Medical malpractice?
I have been going to my Dr. for 3 years now and trust her completely. She has had me on Seroquel and Wellbutrin for 2 years and just decided to up my dosage of Wellbutrin (against my wishes). I didn't have a reason to raise the dose, she just said she wanted to. Well after 1 week of taking the higher dose I had a seizure (THANK GOODNESS I WASN"T DRIVING MY SON ANYWHERE!!!) I fell off a really high chair and broke my nose, lacerated it resulting in many stitches and a nasty (soon to be) scar and had a concussion. When I went in to see her after this event she said she knew she shouldn't have increased the dose with my past medical history of bulima (i guess the PDR says not to give to bulima patients) and she said that she also has had another pt. have a seizure at the higher dose too. and the PDR says that the higher dose has a high risk of seziures.
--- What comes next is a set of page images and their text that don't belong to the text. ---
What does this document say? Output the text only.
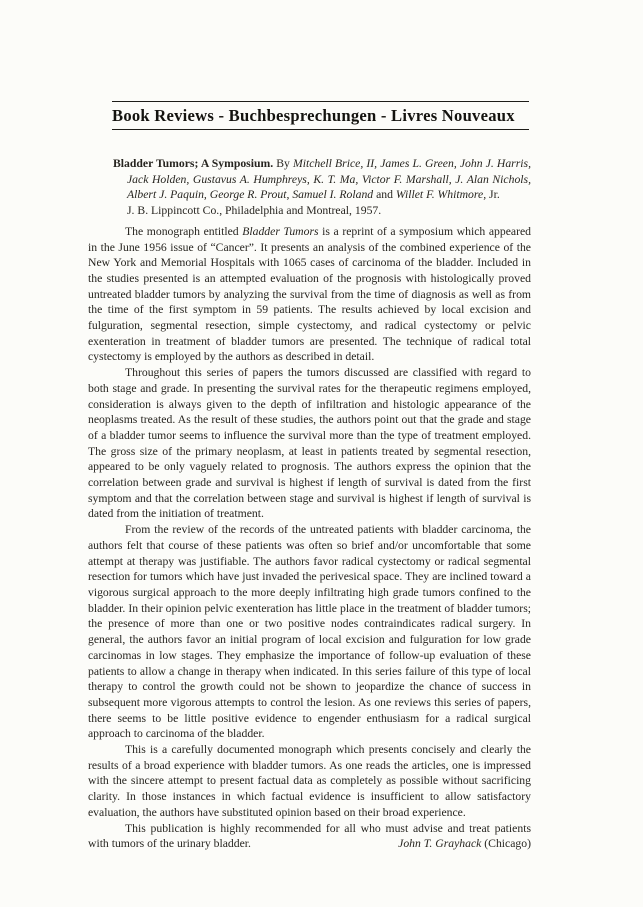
Book Reviews - Buchbesprechungen - Livres Nouveaux

Bladder Tumors; A Symposium. By Mitchell Brice, II, James L. Green, John J. Harris, Jack Holden, Gustavus A. Humphreys, K. T. Ma, Victor F. Marshall, J. Alan Nichols, Albert J. Paquin, George R. Prout, Samuel I. Roland and Willet F. Whitmore, Jr.
J. B. Lippincott Co., Philadelphia and Montreal, 1957.

The monograph entitled Bladder Tumors is a reprint of a symposium which appeared in the June 1956 issue of “Cancer”. It presents an analysis of the combined experience of the New York and Memorial Hospitals with 1065 cases of carcinoma of the bladder. Included in the studies presented is an attempted evaluation of the prognosis with histologically proved untreated bladder tumors by analyzing the survival from the time of diagnosis as well as from the time of the first symptom in 59 patients. The results achieved by local excision and fulguration, segmental resection, simple cystectomy, and radical cystectomy or pelvic exenteration in treatment of bladder tumors are presented. The technique of radical total cystectomy is employed by the authors as described in detail.

Throughout this series of papers the tumors discussed are classified with regard to both stage and grade. In presenting the survival rates for the therapeutic regimens employed, consideration is always given to the depth of infiltration and histologic appearance of the neoplasms treated. As the result of these studies, the authors point out that the grade and stage of a bladder tumor seems to influence the survival more than the type of treatment employed. The gross size of the primary neoplasm, at least in patients treated by segmental resection, appeared to be only vaguely related to prognosis. The authors express the opinion that the correlation between grade and survival is highest if length of survival is dated from the first symptom and that the correlation between stage and survival is highest if length of survival is dated from the initiation of treatment.

From the review of the records of the untreated patients with bladder carcinoma, the authors felt that course of these patients was often so brief and/or uncomfortable that some attempt at therapy was justifiable. The authors favor radical cystectomy or radical segmental resection for tumors which have just invaded the perivesical space. They are inclined toward a vigorous surgical approach to the more deeply infiltrating high grade tumors confined to the bladder. In their opinion pelvic exenteration has little place in the treatment of bladder tumors; the presence of more than one or two positive nodes contraindicates radical surgery. In general, the authors favor an initial program of local excision and fulguration for low grade carcinomas in low stages. They emphasize the importance of follow-up evaluation of these patients to allow a change in therapy when indicated. In this series failure of this type of local therapy to control the growth could not be shown to jeopardize the chance of success in subsequent more vigorous attempts to control the lesion. As one reviews this series of papers, there seems to be little positive evidence to engender enthusiasm for a radical surgical approach to carcinoma of the bladder.

This is a carefully documented monograph which presents concisely and clearly the results of a broad experience with bladder tumors. As one reads the articles, one is impressed with the sincere attempt to present factual data as completely as possible without sacrificing clarity. In those instances in which factual evidence is insufficient to allow satisfactory evaluation, the authors have substituted opinion based on their broad experience.

This publication is highly recommended for all who must advise and treat patients with tumors of the urinary bladder.	John T. Grayhack (Chicago)
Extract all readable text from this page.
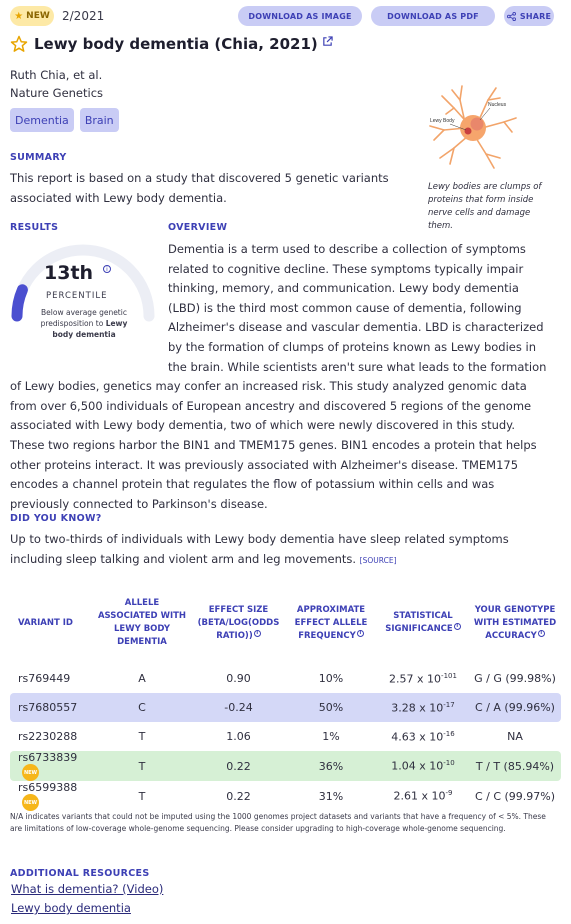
★ NEW 2/2021	DOWNLOAD AS IMAGE	DOWNLOAD AS PDF	SHARE
Lewy body dementia (Chia, 2021)
Ruth Chia, et al.
Nature Genetics
Dementia	Brain
Nucleus
Lewy Body
Lewy bodies are clumps of proteins that form inside nerve cells and damage them.
SUMMARY
This report is based on a study that discovered 5 genetic variants associated with Lewy body dementia.
RESULTS	OVERVIEW
13th	i
PERCENTILE
Below average genetic predisposition to Lewy body dementia
Dementia is a term used to describe a collection of symptoms related to cognitive decline. These symptoms typically impair thinking, memory, and communication. Lewy body dementia (LBD) is the third most common cause of dementia, following Alzheimer's disease and vascular dementia. LBD is characterized by the formation of clumps of proteins known as Lewy bodies in the brain. While scientists aren't sure what leads to the formation of Lewy bodies, genetics may confer an increased risk. This study analyzed genomic data from over 6,500 individuals of European ancestry and discovered 5 regions of the genome associated with Lewy body dementia, two of which were newly discovered in this study. These two regions harbor the BIN1 and TMEM175 genes. BIN1 encodes a protein that helps other proteins interact. It was previously associated with Alzheimer's disease. TMEM175 encodes a channel protein that regulates the flow of potassium within cells and was previously connected to Parkinson's disease.
DID YOU KNOW?
Up to two-thirds of individuals with Lewy body dementia have sleep related symptoms including sleep talking and violent arm and leg movements. [SOURCE]
VARIANT ID	ALLELE ASSOCIATED WITH LEWY BODY DEMENTIA	EFFECT SIZE (BETA/LOG(ODDS RATIO)) i	APPROXIMATE EFFECT ALLELE FREQUENCY i	STATISTICAL SIGNIFICANCE i	YOUR GENOTYPE WITH ESTIMATED ACCURACY i
rs769449	A	0.90	10%	2.57 x $10^{-101}$	G / G (99.98%)
rs7680557	C	-0.24	50%	3.28 x $10^{-17}$	C / A (99.96%)
rs2230288	T	1.06	1%	4.63 x $10^{-16}$	NA
rs6733839NEW	T	0.22	36%	1.04 x $10^{-10}$	T / T (85.94%)
rs6599388NEW	T	0.22	31%	2.61 x $10^{-9}$	C / C (99.97%)
N/A indicates variants that could not be imputed using the 1000 genomes project datasets and variants that have a frequency of < 5%. These are limitations of low-coverage whole-genome sequencing. Please consider upgrading to high-coverage whole-genome sequencing.
ADDITIONAL RESOURCES
What is dementia? (Video)
Lewy body dementia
Should I sue? I've racked up a lot of bills, had to drop out of school b/c of the concussion and missed 1 month of work.
Public Comments
- I'm sorry you had to go through this. Medical malpractice is a negligence issue. However, instead of holding the doctor to an "ordinary reasonable person" standard, we hold them to the standard of the average member of the local medical community, or in the case of a specialist, to the National Standard. Where it gets tricky is that you MUST present expert testimony to prove a medical malpractice case. Your expert must be knowledgeable about psych meds, must say that your doctor made a choice that was unreasonable, and that didn't meet the medical standard for whatever level your doctor is to be held to. It's sometimes very difficult to find a doctor who is willing to testify against another doctor, and it can get very expensive. Look in the yellow pages for an attorney who handles med mal, and see if they will give you a no-charge consultation. If you have a good case, they may take it on contingency. Otherwise, this is going to get expensive for you. Good luck. Namaste. Bebe EDIT: thumbs down? This is straight out of my Torts text - what more do you people want?!?
- You should contact a lawyer, most med-mal attorneys will see you and review your case with no money down and most work on contingency (they don't get money until you do). Look in your local yellow pages or contact the bar association in your area and ask for a referral. Any opinion you get here will be one-sided, based on biased information, and will be speculative at best.